Llagada esa coyuntura, lo que se impone es maximizar la felicidad de la gente y extender el consumo, con especial énfasis en la profundización de las transacciones financieras.

Incluso sin la actual crisis económica global, el modelo de crecimiento de China se habría tropezado con un embotellamiento en la etapa actual. Podemos citar ciertos datos para ilustrar los problemas que se confrontan hoy en ese sentido.

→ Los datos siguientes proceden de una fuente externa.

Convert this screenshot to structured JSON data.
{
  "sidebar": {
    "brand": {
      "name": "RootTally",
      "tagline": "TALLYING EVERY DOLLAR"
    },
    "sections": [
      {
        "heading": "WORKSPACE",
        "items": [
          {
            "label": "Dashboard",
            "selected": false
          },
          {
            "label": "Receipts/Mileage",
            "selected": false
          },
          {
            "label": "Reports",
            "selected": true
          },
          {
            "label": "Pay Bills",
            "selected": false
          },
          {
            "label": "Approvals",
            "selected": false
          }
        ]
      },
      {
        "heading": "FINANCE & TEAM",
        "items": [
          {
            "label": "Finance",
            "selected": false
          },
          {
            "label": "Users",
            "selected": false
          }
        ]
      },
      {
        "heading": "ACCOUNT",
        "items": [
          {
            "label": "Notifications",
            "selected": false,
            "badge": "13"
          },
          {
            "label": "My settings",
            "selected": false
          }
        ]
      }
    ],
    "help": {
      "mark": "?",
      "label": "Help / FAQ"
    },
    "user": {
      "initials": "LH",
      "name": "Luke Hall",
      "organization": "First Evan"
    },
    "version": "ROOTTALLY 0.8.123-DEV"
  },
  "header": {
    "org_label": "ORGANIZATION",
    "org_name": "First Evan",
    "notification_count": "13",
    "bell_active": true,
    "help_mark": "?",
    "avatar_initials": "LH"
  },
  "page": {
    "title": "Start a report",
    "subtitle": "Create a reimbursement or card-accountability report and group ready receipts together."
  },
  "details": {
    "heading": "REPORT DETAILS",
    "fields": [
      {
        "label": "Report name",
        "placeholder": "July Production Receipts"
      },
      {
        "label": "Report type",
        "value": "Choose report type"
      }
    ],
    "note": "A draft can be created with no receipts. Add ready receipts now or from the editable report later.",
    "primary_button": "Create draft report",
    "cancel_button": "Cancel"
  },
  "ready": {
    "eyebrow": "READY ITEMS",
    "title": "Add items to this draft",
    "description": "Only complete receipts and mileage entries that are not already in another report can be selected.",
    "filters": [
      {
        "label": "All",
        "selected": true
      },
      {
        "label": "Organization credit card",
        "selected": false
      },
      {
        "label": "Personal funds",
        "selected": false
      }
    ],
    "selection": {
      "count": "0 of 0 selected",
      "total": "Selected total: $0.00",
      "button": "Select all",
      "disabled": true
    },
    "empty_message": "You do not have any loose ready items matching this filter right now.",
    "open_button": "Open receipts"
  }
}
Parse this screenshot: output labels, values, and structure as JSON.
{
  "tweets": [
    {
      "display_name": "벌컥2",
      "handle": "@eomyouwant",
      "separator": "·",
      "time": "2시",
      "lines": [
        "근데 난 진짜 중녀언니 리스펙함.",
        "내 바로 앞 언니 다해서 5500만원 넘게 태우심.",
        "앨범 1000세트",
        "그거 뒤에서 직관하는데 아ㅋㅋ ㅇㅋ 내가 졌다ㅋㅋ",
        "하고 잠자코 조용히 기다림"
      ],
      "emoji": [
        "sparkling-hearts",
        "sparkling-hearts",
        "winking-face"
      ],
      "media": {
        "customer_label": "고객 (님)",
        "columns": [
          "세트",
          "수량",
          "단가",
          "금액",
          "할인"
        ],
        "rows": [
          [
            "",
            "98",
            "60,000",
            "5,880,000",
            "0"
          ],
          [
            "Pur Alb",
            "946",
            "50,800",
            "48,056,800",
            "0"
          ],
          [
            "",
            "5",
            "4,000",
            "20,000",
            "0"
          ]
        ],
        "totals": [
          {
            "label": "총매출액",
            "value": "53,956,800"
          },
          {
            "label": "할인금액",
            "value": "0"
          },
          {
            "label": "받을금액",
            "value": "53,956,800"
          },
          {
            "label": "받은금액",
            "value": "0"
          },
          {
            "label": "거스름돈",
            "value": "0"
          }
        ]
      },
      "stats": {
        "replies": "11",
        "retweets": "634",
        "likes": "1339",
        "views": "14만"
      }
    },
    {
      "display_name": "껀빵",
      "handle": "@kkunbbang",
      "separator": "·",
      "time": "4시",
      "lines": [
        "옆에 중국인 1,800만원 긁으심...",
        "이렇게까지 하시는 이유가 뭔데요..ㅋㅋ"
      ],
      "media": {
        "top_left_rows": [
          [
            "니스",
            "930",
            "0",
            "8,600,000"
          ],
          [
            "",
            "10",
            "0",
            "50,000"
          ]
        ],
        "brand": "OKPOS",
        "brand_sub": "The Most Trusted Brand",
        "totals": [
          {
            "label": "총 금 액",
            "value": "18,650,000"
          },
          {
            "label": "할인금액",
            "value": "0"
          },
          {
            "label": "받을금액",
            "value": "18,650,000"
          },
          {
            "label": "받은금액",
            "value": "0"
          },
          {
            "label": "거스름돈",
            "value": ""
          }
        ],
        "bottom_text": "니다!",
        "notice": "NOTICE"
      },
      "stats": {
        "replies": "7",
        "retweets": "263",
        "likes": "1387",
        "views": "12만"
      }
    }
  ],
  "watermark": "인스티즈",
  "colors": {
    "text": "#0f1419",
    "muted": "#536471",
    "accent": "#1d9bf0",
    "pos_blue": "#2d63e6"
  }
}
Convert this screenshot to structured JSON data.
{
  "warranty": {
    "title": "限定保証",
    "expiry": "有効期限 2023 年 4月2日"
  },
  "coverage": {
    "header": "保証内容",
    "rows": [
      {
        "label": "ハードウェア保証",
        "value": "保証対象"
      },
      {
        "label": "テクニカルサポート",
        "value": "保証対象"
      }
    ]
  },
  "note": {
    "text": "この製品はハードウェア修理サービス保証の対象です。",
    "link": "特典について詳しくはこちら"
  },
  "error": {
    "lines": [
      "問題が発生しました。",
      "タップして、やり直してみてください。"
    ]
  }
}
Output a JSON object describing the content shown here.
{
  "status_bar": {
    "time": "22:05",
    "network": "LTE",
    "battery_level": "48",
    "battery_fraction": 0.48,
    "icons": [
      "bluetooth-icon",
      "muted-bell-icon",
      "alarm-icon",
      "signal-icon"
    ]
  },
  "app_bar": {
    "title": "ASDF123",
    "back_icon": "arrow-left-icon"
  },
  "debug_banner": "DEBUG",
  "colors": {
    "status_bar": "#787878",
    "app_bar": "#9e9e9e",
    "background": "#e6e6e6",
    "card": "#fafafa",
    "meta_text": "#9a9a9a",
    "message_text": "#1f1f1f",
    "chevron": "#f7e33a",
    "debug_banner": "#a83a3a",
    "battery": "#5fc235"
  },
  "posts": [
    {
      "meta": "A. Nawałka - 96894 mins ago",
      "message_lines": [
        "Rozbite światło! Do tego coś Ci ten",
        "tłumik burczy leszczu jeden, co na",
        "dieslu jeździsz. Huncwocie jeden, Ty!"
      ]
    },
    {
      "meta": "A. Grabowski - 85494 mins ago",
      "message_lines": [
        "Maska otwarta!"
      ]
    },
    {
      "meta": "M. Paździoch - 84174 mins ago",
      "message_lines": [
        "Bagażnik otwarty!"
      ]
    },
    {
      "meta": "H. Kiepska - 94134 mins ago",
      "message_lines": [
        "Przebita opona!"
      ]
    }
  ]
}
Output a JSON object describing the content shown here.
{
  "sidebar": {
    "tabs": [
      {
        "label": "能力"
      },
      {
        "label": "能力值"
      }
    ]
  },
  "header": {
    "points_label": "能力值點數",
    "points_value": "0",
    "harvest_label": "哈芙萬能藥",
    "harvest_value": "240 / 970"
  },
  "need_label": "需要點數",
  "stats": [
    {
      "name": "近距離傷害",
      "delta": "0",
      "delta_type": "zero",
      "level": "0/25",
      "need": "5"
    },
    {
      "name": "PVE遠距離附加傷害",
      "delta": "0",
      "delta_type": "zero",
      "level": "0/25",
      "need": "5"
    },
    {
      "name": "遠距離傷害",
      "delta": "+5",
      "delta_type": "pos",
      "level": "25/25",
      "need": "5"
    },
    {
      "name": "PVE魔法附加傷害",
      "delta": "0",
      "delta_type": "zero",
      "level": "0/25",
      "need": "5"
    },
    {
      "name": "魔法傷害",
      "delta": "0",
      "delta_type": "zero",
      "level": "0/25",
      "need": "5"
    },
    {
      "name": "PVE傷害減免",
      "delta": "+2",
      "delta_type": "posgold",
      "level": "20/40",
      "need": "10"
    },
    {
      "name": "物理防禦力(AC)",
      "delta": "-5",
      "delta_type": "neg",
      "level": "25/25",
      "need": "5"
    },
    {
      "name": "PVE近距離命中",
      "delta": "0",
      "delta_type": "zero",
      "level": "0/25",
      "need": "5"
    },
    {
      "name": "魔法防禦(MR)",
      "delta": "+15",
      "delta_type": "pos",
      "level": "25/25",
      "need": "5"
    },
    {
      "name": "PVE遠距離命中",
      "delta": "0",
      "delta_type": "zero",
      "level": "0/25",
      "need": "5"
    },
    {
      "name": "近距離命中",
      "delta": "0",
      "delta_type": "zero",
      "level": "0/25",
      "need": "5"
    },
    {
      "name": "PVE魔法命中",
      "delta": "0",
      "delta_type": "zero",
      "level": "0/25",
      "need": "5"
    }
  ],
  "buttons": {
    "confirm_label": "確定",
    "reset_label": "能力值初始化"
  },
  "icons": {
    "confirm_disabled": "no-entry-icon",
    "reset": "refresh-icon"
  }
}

En 1952, antes de la nacionalización, el consumo doméstico de China ocupaba el 69 por ciento del su PIB. Solemos decir que los estadounideses gastan demasiado. Pero su consumo - el 71 por ciento del PIB - es hoy apenas 2 por ciento superior al de China en 1952. Es preciso apuntar, sin embargo, que las actividades económicas de China se encaminaron en primer lugar en aquel entonces a garantizar el abastecimiento de suficientes alimentos, ropa, casas y educación a sus ciudadanos.

La proporción de consumo doméstico del PIB de China cayó a cerca del 45 por ciento en 1978 y a 42 por ciento en 1993. Es decir, sus indicadores se han mantenido a la baja en los períodos de economía planificada y también de reforma y apertura. La proporción de gastos del Gobierno en el PIB, sin embargo, ha aumentado al 30 por ciento – el doble de 1952.

Hablando en términos generales, detectamos dos tendencias prevalecientes en China en las seis décadas pasadas: una disminución en el porcentaje del consumo doméstico en el PIB y un alza casi perpendicular en los gastos del Gobierno. Estas tendencias apenas han cambiado en los años antes o después de la reforma y la apertura.